Дело было нешуточное. Особенно если учесть, что М.М. Лашевич был не только кандидатом в члены ЦК, но и заместителем наркомвоенмора и заместителем председателя Реввоенсовета СССР, то есть человеком, в распоряжении которого были и роты курсантов, и дивизии, и многие другие средства силового решения проблемы. Ни Троцкий, ни Зиновьев с Каменевым, как уже было сказано, на такое решение никогда бы не пошли. Но Сталин этим казусом вполне мог бы воспользоваться именно для такого, силового решения.

Мог бы — но не захотел.

Не захотел даже воспользоваться им для того, чтобы объявить «Повесть непогашенной луны» Пильняка частью этой заговорщицкой деятельности оппозиционеров.

Он хотел разгромить оппозицию легитимно, оставаясь «в рамках партийного Устава». По существу — аппаратными методами, то есть — втихаря. И раздувать скандал вокруг повести Пильняка (который мог привлечь всеобщее внимание как раз к его умению решать эти вопросы совсем не легитимными, а чисто уголовными методами) в этих обстоятельствах ему было совсем ни к чему. В его интересах было этот скандал как можно скорее погасить.


* * *

Высший орган партийной (а значит, и государственной) власти на появление «Повести непогашенной луны» отреагировал мгновенно. Тотчас по выходе майской книжки «Нового мира», 13 мая 1926 года Политбюро принимает решение, в первом пункте которого эта повесть именуется «злостным, контрреволюционным и клеветническим выпадом против ЦК и партии». (Документ4.) Тем же пунктом своего постановления Политбюро подтверждает правильность изъятия из обращения пятой книги «Нового мира».

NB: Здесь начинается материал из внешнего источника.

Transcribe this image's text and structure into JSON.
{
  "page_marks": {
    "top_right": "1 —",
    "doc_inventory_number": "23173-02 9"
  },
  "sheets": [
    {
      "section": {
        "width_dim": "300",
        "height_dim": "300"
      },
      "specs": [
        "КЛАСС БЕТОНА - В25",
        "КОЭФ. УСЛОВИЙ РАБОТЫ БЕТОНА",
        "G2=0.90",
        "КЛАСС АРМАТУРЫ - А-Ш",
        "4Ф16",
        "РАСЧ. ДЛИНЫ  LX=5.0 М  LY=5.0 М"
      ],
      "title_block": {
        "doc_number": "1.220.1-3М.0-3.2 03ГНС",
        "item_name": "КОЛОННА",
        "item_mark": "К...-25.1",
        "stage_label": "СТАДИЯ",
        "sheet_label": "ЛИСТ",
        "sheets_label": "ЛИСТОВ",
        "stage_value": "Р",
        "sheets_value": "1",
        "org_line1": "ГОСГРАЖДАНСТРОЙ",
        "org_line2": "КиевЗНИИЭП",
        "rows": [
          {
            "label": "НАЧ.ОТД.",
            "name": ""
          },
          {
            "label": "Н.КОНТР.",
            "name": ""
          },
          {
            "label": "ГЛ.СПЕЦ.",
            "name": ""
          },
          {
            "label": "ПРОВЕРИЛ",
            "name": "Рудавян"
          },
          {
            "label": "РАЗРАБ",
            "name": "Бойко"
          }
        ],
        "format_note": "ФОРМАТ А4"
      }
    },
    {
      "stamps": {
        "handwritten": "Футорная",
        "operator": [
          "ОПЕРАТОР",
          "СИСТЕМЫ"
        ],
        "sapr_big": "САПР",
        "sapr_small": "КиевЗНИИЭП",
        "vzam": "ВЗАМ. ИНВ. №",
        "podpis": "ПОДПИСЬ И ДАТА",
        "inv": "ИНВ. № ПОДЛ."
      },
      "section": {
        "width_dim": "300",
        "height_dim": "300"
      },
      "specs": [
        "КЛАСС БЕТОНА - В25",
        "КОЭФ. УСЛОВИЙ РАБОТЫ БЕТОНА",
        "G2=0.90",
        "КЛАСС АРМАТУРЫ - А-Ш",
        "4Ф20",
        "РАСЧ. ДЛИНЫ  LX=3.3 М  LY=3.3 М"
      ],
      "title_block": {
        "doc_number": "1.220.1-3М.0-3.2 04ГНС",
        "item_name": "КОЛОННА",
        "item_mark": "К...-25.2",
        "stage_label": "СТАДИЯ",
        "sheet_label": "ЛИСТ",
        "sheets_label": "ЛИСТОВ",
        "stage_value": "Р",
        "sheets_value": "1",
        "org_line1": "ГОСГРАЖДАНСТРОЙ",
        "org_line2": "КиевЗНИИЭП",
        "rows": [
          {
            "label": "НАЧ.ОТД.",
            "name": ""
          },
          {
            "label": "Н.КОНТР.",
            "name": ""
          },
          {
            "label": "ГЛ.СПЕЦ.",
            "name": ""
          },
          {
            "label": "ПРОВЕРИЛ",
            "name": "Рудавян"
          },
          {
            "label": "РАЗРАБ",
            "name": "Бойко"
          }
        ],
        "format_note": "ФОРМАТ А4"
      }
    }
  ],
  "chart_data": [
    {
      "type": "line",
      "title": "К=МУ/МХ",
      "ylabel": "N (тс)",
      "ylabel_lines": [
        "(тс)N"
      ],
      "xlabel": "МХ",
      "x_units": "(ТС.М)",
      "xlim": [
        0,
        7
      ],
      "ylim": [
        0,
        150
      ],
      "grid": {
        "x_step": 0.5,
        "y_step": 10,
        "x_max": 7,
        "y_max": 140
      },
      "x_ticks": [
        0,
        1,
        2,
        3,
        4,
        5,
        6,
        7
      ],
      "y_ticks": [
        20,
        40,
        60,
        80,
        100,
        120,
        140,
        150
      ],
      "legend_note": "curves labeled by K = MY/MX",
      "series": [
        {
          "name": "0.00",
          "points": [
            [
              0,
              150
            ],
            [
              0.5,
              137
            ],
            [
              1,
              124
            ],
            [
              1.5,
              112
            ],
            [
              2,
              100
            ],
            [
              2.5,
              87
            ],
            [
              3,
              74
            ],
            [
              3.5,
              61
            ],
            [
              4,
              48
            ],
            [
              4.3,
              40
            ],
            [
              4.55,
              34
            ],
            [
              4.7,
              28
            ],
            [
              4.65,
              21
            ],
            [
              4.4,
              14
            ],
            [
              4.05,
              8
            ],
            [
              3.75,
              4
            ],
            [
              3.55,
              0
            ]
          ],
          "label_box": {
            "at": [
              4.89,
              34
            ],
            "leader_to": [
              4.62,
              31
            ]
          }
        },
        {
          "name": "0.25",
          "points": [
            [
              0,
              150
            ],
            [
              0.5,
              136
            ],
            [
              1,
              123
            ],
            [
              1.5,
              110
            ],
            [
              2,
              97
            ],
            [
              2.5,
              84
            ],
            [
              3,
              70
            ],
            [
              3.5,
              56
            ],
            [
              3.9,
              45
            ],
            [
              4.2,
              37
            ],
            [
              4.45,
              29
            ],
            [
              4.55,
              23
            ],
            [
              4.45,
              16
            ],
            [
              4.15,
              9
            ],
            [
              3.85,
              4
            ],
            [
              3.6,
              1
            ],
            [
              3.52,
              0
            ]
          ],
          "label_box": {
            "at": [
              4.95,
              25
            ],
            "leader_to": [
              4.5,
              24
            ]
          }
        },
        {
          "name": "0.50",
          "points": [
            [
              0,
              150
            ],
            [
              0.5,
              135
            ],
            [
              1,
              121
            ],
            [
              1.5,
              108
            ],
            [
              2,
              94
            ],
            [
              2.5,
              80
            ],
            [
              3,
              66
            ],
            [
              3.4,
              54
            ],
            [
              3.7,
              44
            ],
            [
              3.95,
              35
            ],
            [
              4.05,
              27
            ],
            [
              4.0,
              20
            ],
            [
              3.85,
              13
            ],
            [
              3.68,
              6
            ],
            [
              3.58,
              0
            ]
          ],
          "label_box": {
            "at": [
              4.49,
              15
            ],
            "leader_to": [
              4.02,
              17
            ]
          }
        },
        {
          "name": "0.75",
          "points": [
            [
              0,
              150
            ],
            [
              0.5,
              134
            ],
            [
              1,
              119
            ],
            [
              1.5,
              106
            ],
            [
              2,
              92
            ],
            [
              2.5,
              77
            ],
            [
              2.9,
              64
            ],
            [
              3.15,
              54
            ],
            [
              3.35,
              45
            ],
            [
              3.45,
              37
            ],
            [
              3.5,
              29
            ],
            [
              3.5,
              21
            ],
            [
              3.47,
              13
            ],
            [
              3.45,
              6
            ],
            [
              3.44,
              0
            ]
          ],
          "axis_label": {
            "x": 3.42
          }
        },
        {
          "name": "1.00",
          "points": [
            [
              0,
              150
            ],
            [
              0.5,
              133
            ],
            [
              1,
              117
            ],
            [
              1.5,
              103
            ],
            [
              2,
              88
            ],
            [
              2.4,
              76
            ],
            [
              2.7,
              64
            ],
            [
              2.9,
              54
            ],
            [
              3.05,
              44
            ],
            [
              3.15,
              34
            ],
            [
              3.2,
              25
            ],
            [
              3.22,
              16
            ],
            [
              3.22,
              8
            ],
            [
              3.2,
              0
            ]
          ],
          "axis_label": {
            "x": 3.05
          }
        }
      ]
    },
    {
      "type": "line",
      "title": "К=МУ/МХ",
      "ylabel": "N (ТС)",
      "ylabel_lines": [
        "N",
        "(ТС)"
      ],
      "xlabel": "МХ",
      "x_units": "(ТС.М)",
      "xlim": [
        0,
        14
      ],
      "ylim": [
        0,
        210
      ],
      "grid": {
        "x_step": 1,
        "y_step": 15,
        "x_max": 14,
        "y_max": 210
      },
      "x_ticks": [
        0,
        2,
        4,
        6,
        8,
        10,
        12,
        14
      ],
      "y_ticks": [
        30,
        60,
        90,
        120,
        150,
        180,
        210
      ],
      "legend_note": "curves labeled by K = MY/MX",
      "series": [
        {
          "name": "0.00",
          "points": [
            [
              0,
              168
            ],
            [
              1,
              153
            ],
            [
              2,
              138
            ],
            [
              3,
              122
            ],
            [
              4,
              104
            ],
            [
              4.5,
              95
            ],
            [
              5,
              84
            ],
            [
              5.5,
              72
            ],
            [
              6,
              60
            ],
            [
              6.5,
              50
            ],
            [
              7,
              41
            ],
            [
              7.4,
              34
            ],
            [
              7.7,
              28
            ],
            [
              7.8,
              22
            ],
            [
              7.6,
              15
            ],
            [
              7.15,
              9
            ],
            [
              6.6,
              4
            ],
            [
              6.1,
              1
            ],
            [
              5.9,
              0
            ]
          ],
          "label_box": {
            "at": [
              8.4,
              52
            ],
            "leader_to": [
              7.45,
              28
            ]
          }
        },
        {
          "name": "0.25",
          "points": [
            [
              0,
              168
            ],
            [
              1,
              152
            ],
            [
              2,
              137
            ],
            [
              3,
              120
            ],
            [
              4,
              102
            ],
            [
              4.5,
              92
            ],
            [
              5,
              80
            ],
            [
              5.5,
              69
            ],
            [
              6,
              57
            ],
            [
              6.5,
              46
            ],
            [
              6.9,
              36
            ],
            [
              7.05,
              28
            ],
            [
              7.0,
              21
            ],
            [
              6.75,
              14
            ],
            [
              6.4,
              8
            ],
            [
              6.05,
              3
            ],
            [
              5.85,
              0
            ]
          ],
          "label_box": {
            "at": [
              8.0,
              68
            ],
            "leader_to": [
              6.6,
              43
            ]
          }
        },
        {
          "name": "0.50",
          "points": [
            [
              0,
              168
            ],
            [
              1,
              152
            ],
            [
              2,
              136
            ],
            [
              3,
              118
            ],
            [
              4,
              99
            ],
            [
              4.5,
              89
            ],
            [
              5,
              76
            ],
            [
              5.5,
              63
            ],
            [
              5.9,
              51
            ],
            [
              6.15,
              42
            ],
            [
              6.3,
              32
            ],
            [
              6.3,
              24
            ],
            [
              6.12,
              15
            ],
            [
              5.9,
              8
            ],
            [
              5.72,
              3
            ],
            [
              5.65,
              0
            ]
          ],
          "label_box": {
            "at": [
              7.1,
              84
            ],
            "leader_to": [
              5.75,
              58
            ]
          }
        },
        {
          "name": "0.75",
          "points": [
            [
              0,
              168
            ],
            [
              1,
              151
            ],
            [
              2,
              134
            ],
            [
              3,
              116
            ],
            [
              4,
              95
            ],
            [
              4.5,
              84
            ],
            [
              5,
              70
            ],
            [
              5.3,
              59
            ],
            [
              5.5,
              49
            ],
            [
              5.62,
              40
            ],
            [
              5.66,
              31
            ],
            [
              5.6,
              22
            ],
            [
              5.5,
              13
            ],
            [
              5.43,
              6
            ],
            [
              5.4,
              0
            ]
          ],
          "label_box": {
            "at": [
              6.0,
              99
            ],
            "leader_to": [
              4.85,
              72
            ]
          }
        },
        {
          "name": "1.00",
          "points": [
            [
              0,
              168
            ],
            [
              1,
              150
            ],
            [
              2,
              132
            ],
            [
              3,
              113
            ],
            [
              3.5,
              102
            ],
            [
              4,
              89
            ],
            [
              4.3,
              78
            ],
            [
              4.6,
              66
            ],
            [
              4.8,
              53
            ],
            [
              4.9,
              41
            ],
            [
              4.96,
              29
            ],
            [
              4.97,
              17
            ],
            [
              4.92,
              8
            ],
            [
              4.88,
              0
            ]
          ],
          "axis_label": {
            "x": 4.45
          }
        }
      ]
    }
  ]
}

Далее следует перечень взысканий, которым подвергаются все лица, в той или иной мере причастные к появлению на свет этой повести и несущие ответственность за это появление.

Членам редколлегии «Нового мира» Луначарскому и Скворцову-Степанову — «поставить на вид».

Полонскому, «как члену редколлегии, ответственному за художественный отдел», объявить «строжайший выговор».

Воронскому —

► ...письмом в редакцию «Нового мира» отказаться от посвящения Пильняка с соответствующей мотивировкой, которая должна быть согласована с Секретариатом ЦК.

И кроме того:

► Констатировать, что вся фабула и отдельные элементы рассказа Пильняка «Повесть о непогашенной луне» не могли быть созданы Пильняком иначе, как на основании клеветнических разговоров, которые велись некоторыми коммунистами вокруг смерти тов. Фрунзе, и что доля ответственности за это лежит на тов. Воронском. Объявить тов. Воронскому за это выговор.

Редколлегии «Нового мира» —

► ...одновременно с письмом тов. Воронского опубликовать свое заявление о том, что, присоединяясь к мнению тов. Воронского, она считает напечатание этого рассказа явной и грубой ошибкой.

Что же касается главного виновника происшедшего — автора крамольной повести, — то ему в этом постановлении был посвящен только один короткий пункт:

► Снять Пильняка со списка сотрудников журналов «Красная новь», «Новый мир» и «Звезда» (Ленинград).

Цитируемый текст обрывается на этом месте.